La calebasse





Trois romans pleins d’humour qui, sous la forme d’une chronique, transforment des villageois modestes, profondément humains, en héros d’une épopée moderne.
Pourquoi ce titre : La calebasse? Les personnages principaux de ces trois textes appartiennent à la même lignée, fondée par une femme née dans une calebasse, sa mère étant inféconde.

Jean Divassa Nyama ou

la réappropriation des cultures endogènes

Par Jeanne-Marie Clerc* (Professeur de littératures comparées émérite à l'université Paul- Valéry de Montpellier qui a publié une étude remarquable sur Jean Divassa, dans "Cultures sud" N° 170, septembre 2008).

Extraits :

(...). L'écriture est pour Jean Divassa Nyama une façon de signifier qu'il est « la trace » de son père et de sa mère. Mais, simultanément, elle représente la correspondance qu'il adresse à « son frère jumeau, né prématuré et qui n'a pas survécu! » : « Mes romans sont des lettres que j'envoie à mon frère jumeau mort prématurément. Il s'appelait Ugule, c'est-à-dire entendre, comprendre, et moi je suis Ulabe, c'est-à-dire voir, observer, témoigner. Mon frère jumeau n'a pas voulu venir parce qu'il a appris la misère que vit notre société et les malheurs qui frappent notre continent. Il m'a demandé de venir et de lui faire de temps en temps le point de notre vie quotidienne. Divassa en ypunu signifie un seul jumeau : mes parents n'ont pas voulu me donner le nom d'Ulabe pour ne plus vivre cette émotion de la perte de mon frère jumeau. »
Ainsi, l'œuvre littéraire est-elle bien à ses yeux le symbole d'un héritage à transmettre, témoignant pour ce frère jumeau qui se confond avec ses semblables, ses frères, mais aussi les nouvelles générations qui auraient pu naître de ce frère. Ainsi se trouve déterminée la personne du protagoniste majeur de sa trilogie, l'Oncle Ma.

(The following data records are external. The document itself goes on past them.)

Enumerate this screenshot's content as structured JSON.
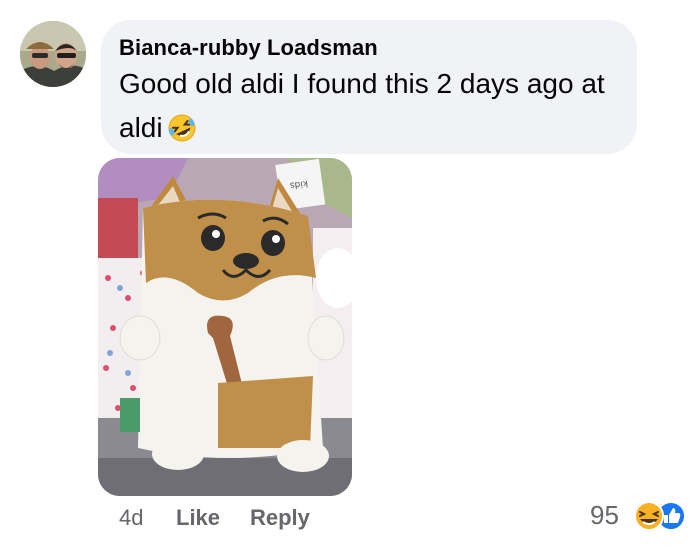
{
  "comment": {
    "author": "Bianca-rubby Loadsman",
    "text": "Good old aldi I found this 2 days ago at aldi",
    "emoji": "rolling-on-floor-laughing-icon"
  },
  "photo": {
    "tag_text": "kids"
  },
  "actions": {
    "time": "4d",
    "like_label": "Like",
    "reply_label": "Reply"
  },
  "reactions": {
    "count": "95",
    "types": [
      "laughing-face-icon",
      "like-thumb-icon"
    ],
    "like_color": "#1877f2",
    "haha_color": "#f7b125"
  },
  "colors": {
    "bubble": "#f0f2f5",
    "text": "#050505",
    "secondary": "#65676b"
  }
}
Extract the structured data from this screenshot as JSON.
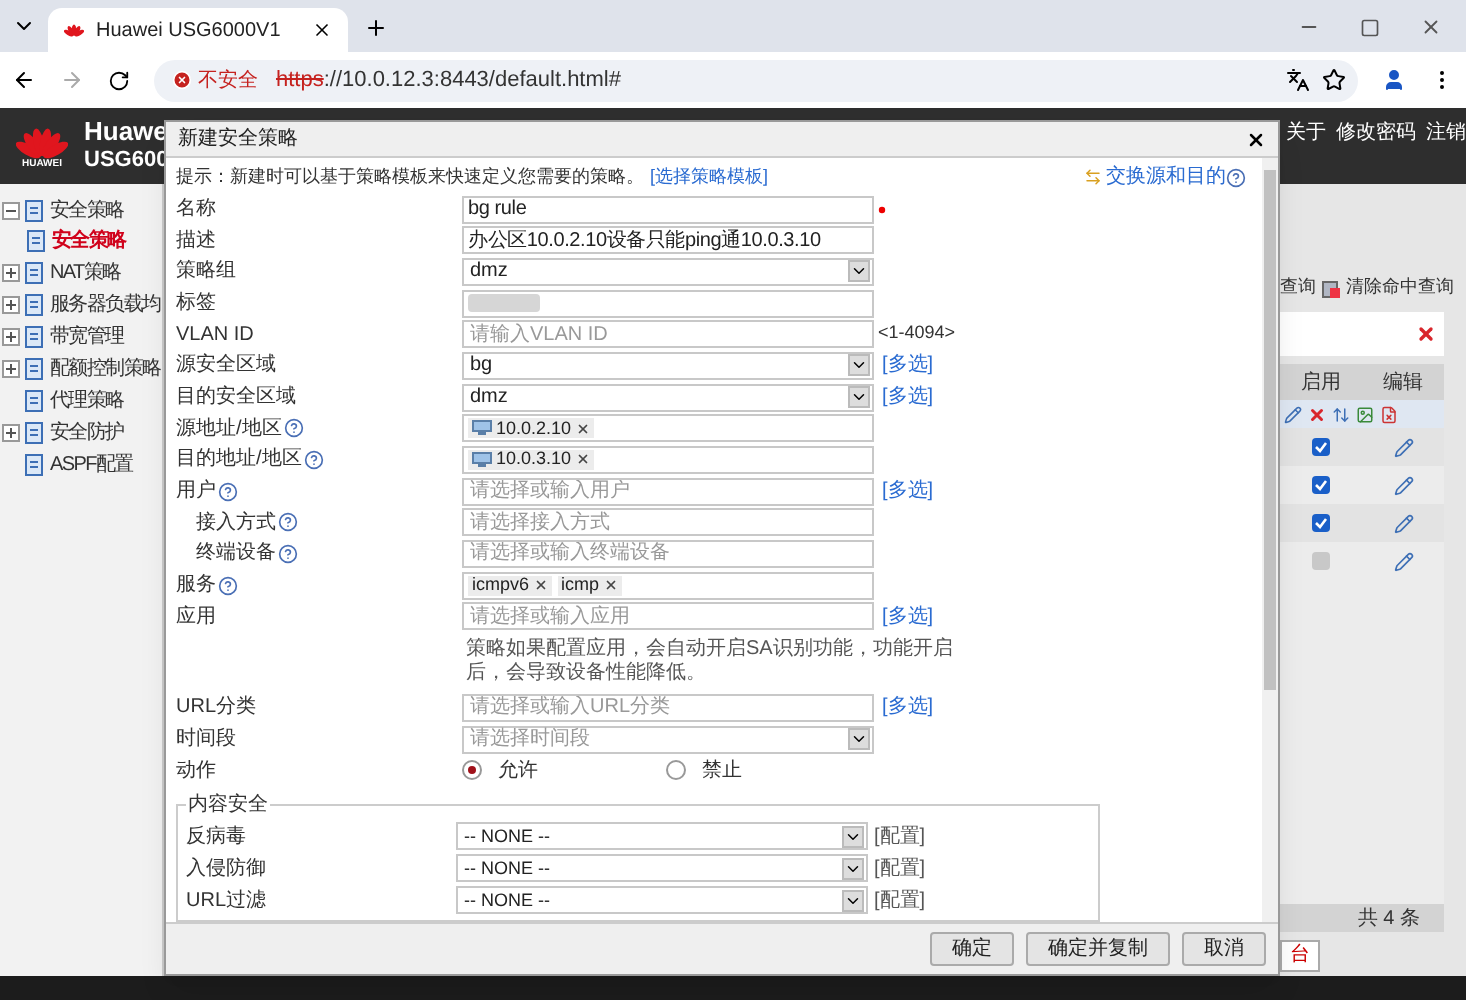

Le roman de Jean Divassa recourt à la parabole pour exposer un enseignement relevant d'un ailleurs des évidences sensibles et des certitudes rationnelles propres à l'Occident. Il est largement explicatif et démonstratif, s'affichant comme transmetteur d'un savoir en voie de disparition. La parabole y est présente comme récit déguisé, démonstration indirecte d'une vérité essentielle pour laquelle il est nécessaire d'« habiller les mots ». Les relations humaines perverties ont remplacé les liens de la lignée, et la ville nous est montrée comme ne connaissant plus que le profit ou la misère. Les unes engendrent le silence, l'autre le bruit, mais ce dernier n'a plus rien à voir avec celui de l'héritage. En témoigne le retour au village de Mouyendi, qui est allé faire des études de droit en France et qui consacre sa première visite à l'Oncle Ma : « Il revoit avec plaisir celui qui a bercé sa jeunesse d'histoires merveilleuses, qui lui a appris à écouter l'inaudible, à voir l'invisible, à sentir l'impalpable. »
Dimungue, qui a fréquenté l'école des Blancs, explique à l'enfant la différence avec l'école de Muile, L'école de Muile est celle, originelle, de la tradition. À l'Oncle Ma échoit cette responsabilité primordiale d'être le transmetteur de cette connaissance. C'est pourquoi il est appelé « le maître de la parole ». Parole enracinée dans le sacré, précédée des libations aux Ancêtres dont il faut convaincre les Mânes de suivre la lignée dans les nouveaux lieux où elle se trouve «déguerpie». Les mots s'organisent, après « habillage », en un langage parabolique qui tire sa pleine signification de son intégration à un milieu ambiant où les bruits de la nature, mêlés à ceux des hommes, se transforment en une sorte d'harmonie syncrétique imprégnée de présence spirituelle. Les esprits des ancêtres constituent la tradition qu'il est nécessaire de transmettre. Et l'on peut penser que la véritable histoire contée par ce livre est celle de cette tradition, des modalités de sa transmission et de la responsabilité des hommes face à ce devoir de mémoire que le choc des cultures, né de la colonisation, puis de la modernité postcoloniale, met à mal, menaçant l'identité profonde du peuple gabonais.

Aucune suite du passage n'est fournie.